Zip Co Limited (ASX: ZIP)
Zip achieved an impressive FY24, with the company strengthening its core positions in key markets and delivering strong financial performance across metrics. Zip reported a record total transaction volume (TTV) of $10.1 billion, supported by four consecutive quarters of profitable growth, positive operating cash flows, and substantial revenue growth to $868.0 million. The company’s financial discipline and targeted growth strategy were reflected in a record cash EBTDA of $69.0 million. Early indications for FY25 are equally encouraging, as business momentum and customer loyalty continue to grow.
In FY24, Zip took decisive steps to simplify and solidify its financial foundation. Key actions included refinancing receivables facilities in ANZ and the Americas on more favourable terms, extinguishing all outstanding convertible notes, and raising $217.0 million in institutional equity to repay the company’s existing corporate debt facility and related exit fees.
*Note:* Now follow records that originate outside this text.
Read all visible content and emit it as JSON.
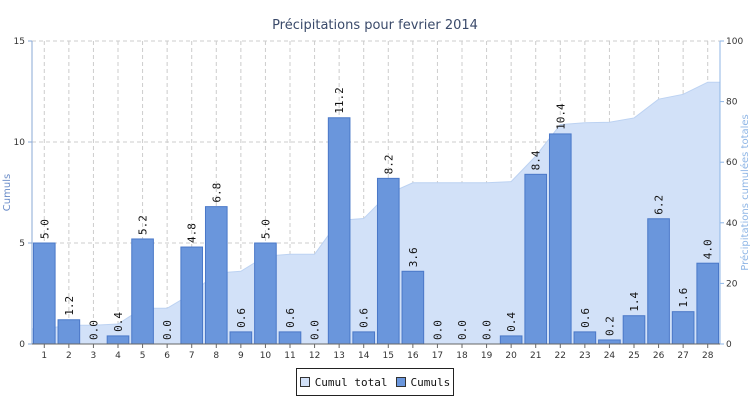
{
  "colors": {
    "bar": "#6a96dc",
    "bar_stroke": "#4a78c8",
    "area": "#d2e1f8",
    "area_stroke": "#bcd2f2",
    "grid": "#cccccc",
    "left_axis": "#8aa9d6",
    "right_axis": "#8fb6e6",
    "title": "#3a4a6a"
  },
  "chart_data": {
    "type": "bar",
    "title": "Précipitations pour fevrier 2014",
    "ylabel": "Cumuls",
    "y2label": "Précipitations cumulées totales",
    "xlabel": "",
    "ylim": [
      0,
      15
    ],
    "y2lim": [
      0,
      100
    ],
    "yticks": [
      "0",
      "5",
      "10",
      "15"
    ],
    "y2ticks": [
      "0",
      "20",
      "40",
      "60",
      "80",
      "100"
    ],
    "grid": true,
    "legend_position": "bottom-center",
    "categories": [
      "1",
      "2",
      "3",
      "4",
      "5",
      "6",
      "7",
      "8",
      "9",
      "10",
      "11",
      "12",
      "13",
      "14",
      "15",
      "16",
      "17",
      "18",
      "19",
      "20",
      "21",
      "22",
      "23",
      "24",
      "25",
      "26",
      "27",
      "28"
    ],
    "series": [
      {
        "name": "Cumuls",
        "type": "bar",
        "axis": "left",
        "values": [
          5.0,
          1.2,
          0.0,
          0.4,
          5.2,
          0.0,
          4.8,
          6.8,
          0.6,
          5.0,
          0.6,
          0.0,
          11.2,
          0.6,
          8.2,
          3.6,
          0.0,
          0.0,
          0.0,
          0.4,
          8.4,
          10.4,
          0.6,
          0.2,
          1.4,
          6.2,
          1.6,
          4.0
        ],
        "labels": [
          "5.0",
          "1.2",
          "0.0",
          "0.4",
          "5.2",
          "0.0",
          "4.8",
          "6.8",
          "0.6",
          "5.0",
          "0.6",
          "0.0",
          "11.2",
          "0.6",
          "8.2",
          "3.6",
          "0.0",
          "0.0",
          "0.0",
          "0.4",
          "8.4",
          "10.4",
          "0.6",
          "0.2",
          "1.4",
          "6.2",
          "1.6",
          "4.0"
        ]
      },
      {
        "name": "Cumul total",
        "type": "area",
        "axis": "right",
        "values": [
          5.0,
          6.2,
          6.2,
          6.6,
          11.8,
          11.8,
          16.6,
          23.4,
          24.0,
          29.0,
          29.6,
          29.6,
          40.8,
          41.4,
          49.6,
          53.2,
          53.2,
          53.2,
          53.2,
          53.6,
          62.0,
          72.4,
          73.0,
          73.2,
          74.6,
          80.8,
          82.4,
          86.4
        ]
      }
    ]
  },
  "legend": {
    "items": [
      {
        "label": "Cumul total",
        "color": "#d2e1f8"
      },
      {
        "label": "Cumuls",
        "color": "#6a96dc"
      }
    ]
  }
}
Additionally, a Share Placement Plan raised an extra $50.0 million, further enhancing liquidity. Zip also completed a Small Shareholder Sale Facility, streamlining its shareholder base in line with its simplification strategy. Risk management continues to be a priority for the Board, with FY24 investments aimed at aligning Zip’s risk practices with the company’s size and strategic focus. Notable steps included refining risk appetite statements, reviewing regional risk registers, and bolstering risk and compliance measures, particularly in cyber and data security.
The strengthened balance sheet has positioned Zip as a self-sustaining business with no corporate debt, sufficient capital, and positive free operating cash flows to support future growth. Zip’s ongoing performance underscores its potential to continue enhancing experiences for customers, merchants, partners, and shareholders.
The U.S. business performed especially well, with TTV increasing by 42.8% and revenue up by 43.9% in the first quarter of FY25, driven by customer engagement in higher-margin channels such as the Zip App. In ANZ, strategic portfolio management drove the yield on receivables up to 19.2%, with an expanded excess spread of 6.9%, showcasing resilience and profitability amid high-interest rates. Looking forward, Zip remains focused on its FY25 priorities: growth and engagement, product innovation, and operational excellence. These pillars aim to further strengthen the company’s competitive positioning, optimize product offerings, and streamline operations. Zip’s robust balance sheet and disciplined risk management framework provide a solid foundation for sustainable expansion and long-term shareholder value creation as the company capitalizes on growth opportunities in a rapidly evolving market.